Im zweiten Halbjahr 2018 haben sich viele Unternehmen intensiv mit dem Thema Brexit auseinandersetzen müssen. Das Vereinigte Königreich ist für Europa und speziell Deutschland ein wichtiger Handelspartner. In Bezug auf regulatorische Aspekte wie REACh bereitet ein möglicher „No-Deal“ den Unternehmen Sorge. Erwartet wird ein erheblicher Mehraufwand, sei es bei der Logistik, den Produktregistrierungen in UK oder den Zollverfahren, um nur drei Beispiele zu nennen.

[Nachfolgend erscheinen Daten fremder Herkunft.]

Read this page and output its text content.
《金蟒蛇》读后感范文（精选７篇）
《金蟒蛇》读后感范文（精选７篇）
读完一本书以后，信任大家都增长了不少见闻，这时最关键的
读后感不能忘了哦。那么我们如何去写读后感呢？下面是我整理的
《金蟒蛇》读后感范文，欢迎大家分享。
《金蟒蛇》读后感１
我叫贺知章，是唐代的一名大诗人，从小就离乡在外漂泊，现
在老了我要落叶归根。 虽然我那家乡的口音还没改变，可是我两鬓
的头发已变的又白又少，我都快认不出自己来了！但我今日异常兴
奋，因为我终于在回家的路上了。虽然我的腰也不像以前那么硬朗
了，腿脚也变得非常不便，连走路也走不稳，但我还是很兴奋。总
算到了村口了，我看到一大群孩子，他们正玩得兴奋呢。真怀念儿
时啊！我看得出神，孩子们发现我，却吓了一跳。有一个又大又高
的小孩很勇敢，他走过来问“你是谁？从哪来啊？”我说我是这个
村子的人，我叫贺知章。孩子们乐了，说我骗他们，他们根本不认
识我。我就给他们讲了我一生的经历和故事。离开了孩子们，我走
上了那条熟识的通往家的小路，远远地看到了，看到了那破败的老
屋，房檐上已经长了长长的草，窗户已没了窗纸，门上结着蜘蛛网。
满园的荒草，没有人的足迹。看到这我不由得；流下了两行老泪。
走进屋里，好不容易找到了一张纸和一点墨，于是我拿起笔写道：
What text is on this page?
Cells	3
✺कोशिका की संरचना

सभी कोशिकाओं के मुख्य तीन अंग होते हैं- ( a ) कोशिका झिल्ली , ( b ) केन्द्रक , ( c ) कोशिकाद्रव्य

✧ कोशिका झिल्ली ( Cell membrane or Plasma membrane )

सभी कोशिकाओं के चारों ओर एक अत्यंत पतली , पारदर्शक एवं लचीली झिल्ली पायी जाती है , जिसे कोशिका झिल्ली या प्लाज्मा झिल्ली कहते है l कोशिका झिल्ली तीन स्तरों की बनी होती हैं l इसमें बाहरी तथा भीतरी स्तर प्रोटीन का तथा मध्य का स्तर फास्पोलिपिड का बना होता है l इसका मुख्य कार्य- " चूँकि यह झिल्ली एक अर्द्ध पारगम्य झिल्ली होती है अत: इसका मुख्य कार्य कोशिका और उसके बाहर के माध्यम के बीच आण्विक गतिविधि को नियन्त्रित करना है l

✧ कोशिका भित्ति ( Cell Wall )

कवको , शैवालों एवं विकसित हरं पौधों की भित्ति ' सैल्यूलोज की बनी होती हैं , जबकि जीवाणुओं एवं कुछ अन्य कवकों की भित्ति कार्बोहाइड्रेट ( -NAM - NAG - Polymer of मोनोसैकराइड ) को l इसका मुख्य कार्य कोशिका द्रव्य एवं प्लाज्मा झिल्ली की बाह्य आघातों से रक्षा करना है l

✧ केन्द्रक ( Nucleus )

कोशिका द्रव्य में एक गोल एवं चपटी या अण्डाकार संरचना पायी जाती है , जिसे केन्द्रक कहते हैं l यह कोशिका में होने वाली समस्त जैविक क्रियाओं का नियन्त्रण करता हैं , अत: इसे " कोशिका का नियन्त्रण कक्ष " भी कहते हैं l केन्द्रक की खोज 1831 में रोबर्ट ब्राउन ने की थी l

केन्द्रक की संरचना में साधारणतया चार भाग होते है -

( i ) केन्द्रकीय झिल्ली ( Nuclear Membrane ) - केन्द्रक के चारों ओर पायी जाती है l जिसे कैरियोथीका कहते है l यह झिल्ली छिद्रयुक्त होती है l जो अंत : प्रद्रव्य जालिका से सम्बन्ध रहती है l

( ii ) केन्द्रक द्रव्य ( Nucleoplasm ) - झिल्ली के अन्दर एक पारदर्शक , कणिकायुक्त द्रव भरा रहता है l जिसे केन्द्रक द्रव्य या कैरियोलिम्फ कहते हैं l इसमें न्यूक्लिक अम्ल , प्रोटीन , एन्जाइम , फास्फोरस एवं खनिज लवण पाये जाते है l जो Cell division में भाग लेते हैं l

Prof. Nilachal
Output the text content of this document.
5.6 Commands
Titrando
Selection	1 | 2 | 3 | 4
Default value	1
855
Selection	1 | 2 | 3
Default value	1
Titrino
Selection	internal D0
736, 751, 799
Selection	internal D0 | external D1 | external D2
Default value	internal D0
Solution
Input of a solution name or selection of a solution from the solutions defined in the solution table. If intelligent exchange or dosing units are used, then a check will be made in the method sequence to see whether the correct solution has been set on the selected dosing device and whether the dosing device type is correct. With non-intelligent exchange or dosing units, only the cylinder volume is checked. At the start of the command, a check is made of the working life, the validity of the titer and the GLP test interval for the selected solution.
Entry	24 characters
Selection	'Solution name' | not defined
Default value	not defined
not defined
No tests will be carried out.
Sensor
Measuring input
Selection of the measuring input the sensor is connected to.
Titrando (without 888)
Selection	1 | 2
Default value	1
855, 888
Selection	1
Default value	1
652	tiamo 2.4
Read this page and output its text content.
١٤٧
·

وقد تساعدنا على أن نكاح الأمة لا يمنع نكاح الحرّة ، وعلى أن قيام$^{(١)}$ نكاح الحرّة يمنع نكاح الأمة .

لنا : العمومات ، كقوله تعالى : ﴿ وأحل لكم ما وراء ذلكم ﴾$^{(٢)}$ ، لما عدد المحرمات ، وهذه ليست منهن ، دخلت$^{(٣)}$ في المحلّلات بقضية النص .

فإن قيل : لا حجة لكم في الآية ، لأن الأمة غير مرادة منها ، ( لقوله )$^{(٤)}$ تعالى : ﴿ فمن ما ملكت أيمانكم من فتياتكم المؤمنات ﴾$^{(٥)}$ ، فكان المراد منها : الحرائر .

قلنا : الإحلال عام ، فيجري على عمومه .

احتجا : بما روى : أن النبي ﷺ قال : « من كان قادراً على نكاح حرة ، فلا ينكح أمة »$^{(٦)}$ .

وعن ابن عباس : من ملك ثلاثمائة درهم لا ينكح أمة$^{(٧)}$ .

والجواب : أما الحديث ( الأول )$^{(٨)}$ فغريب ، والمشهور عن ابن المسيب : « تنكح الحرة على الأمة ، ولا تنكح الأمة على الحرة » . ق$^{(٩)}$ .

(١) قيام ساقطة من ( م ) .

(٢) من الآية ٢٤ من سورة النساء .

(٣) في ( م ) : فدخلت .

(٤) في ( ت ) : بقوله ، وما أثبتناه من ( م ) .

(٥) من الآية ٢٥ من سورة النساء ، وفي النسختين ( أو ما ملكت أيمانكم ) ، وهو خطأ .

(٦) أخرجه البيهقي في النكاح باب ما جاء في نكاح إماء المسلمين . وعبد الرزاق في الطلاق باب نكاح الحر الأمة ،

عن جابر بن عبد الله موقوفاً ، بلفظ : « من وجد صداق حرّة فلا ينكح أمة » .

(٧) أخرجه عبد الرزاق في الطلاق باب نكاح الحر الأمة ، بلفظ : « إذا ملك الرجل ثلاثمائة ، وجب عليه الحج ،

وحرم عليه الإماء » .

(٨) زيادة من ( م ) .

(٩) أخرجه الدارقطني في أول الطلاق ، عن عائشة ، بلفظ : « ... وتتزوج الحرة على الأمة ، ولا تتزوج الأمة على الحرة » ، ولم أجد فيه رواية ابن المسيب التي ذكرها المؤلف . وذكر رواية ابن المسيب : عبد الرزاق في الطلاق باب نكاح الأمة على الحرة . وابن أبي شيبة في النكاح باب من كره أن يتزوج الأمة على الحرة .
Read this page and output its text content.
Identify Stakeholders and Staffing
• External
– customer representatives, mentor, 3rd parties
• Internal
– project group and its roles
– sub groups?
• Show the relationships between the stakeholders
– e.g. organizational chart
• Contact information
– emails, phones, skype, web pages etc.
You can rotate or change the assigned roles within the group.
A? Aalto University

Hier zeigt man sich besorgt, muss aber abwarten, wie die Politik die Verhandlungen abschließt.

Ausblick
Aufgrund der sich allgemein eintrübenden Konjunkturaussichten erwartet der Chemiehandel ein schwierigeres Geschäftsjahr 2019. Die Branchenvertreter sind einer Meinung, dass die Faktoren, die einen negativen Einfluss auf die Branchenentwicklung im letzten Jahr hatten, auch weiterhin eine Rolle spielen werden. Nicht einfach wird es in den Märkten für anorganische und organische Basisprodukte werden, während die Life-Science-Bereiche und andere Spezialgebiete durchaus Chancen bergen, um Wachstum zu generieren.